Homecoming
(s-kpost)
- It's been ten years since she left for the States. It's been such a long time, it seems. I hope she hasn't changed. I haven't ? not for her, that is!
And now, that the day I've been waiting for over such a long time has arrived, I'm justifiably nervous. She'll be here, yet again!
She's said she would call me at the first opportunity she gets. But this wait is getting intolerably long. Each passing moment is draining me, sapping my vitality away. My adrenalin level has gone haywire. My heart is pounding and skipping beats for the love of my life.
This darn telephone! Why doesn't it ring now? A thousand wrong numbers yesterday, the constant whirrs driving me crazy. And today, like the lull before a storm, it's making my wait excruciating.

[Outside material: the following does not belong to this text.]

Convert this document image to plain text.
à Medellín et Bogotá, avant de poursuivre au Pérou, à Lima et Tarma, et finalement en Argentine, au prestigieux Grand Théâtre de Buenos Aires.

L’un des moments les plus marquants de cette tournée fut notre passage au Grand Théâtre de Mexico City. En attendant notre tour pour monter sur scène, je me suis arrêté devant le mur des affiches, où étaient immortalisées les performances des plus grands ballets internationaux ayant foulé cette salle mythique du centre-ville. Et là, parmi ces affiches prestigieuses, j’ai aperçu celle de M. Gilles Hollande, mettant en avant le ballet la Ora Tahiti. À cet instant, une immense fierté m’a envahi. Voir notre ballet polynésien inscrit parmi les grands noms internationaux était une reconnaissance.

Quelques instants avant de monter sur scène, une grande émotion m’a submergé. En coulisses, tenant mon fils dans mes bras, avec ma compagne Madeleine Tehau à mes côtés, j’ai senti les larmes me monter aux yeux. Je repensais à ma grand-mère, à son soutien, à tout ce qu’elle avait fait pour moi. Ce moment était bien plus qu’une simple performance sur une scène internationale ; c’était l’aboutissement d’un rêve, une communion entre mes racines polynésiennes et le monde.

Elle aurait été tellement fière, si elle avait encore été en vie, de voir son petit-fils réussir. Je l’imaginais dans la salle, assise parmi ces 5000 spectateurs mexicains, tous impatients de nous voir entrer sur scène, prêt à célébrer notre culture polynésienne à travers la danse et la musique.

But what will I say when she calls? Will even a single word come out of my mouth? Or, will she blabber on endlessly, like she used to? And I solicitously listening? But surely, she must've changed after Mallika?
Those were the days! The days I eagerly waited for her calls. It seemed forever, before the phone rang, always startling me by its sudden, shrill buzz. I'm no less zealous as I await her call today. But how much has she changed?
Does she still love homemade chocolate-caramel ice cream? Does she twitch her nose when nervous, like she used to? Does she peal into laughter at the slightest prompting? More important, oh yes, it is all that matters: Does she still love me?
She can't blame me for all that went wrong, for sure! She's the most culpable, not even her parents. Where was her infallible resoluteness that I was such a big fan of when she needed it the most?
But, try as I might to believe otherwise, things have changed. Laxmi and little Sakshi are as much a part of my life now as she is. She must have similar feelings for Mridush and little Manav. The milieu of the French Quarters in Louisiana must have had some impact on her as well.
But why is she coming alone? Why is her family not accompanying her? Perhaps, Mallika?
She must be going through the customs. Any minute now! If only she had let me receive her outside the airport. Why would she not allow me to be the first one to see her on her homecoming?
But I couldn't question her?not many can. She has good reasons for everything she does, and amazingly, she is invariably right?
Finally! At last, she calls, ending my daylong anguish. Oh God, so excruciating! Never did I realize I would take it so badly. But now that she has arrived, I have no qualms whatsoever. I feel the same boyish verve that a teenager has on his first date. Life seems beautiful again. She's asked me to dine with her ? Gee! Now that sounds exciting!
What more could I ask for? The stars twinkling tonight with their majestic radiance, just to welcome her home, it seems, under which two of us recline alongside on her lawn, celebrating together, after ages, with a bottle of champagne handy by the side.
Those piercing, seductive eyes, cutting through my senses! The flowing jet-black hair suddenly cut short at the nape, now entwined with the new-mown grass. That indomitable persona, well carried by her sylphlike figure! Her soft, chirpy drawl: I'm going numb.
She misses her family, she says: What must Mridush be doing? She has never left Mridush alone with Manav, a handful for both of them to manage.
I understand, I say, nodding my head now and again, like a sympathetic listener.
She takes her drinks well, she tells me. I admit she looks very calm for someone who has downed a bottle of champagne and a slew of whisky shots. But I'm drunk; I can feel it, down to my bones ? blotto!
I got to head home, I tell her. Slinking out on the family during a weekend ? Laxmi might find that very unusual. No chance of making it up to her today; too late.
I'm sorry about Mallika, I say. Such a lovely girl she must have been. And I am sorry, indeed! I feel for her. Too bad I can't stay. I wish I could?No?I got to go home.
She is overjoyed to be back, finally! She says so, now peacefully amidst the garden flowers. She wants to drive me home. How ironic?!
Her eyes look peaceful, and her face perfectly calm. A stream of blood trickles down her forehead into the warm, tarred surface. No, it doesn't hurt. Her endearing smile wipes away all pain; always does when I'm with her.
Didn't I tell you she's seldom wrong? She's taking me home, she says: Mallika's home.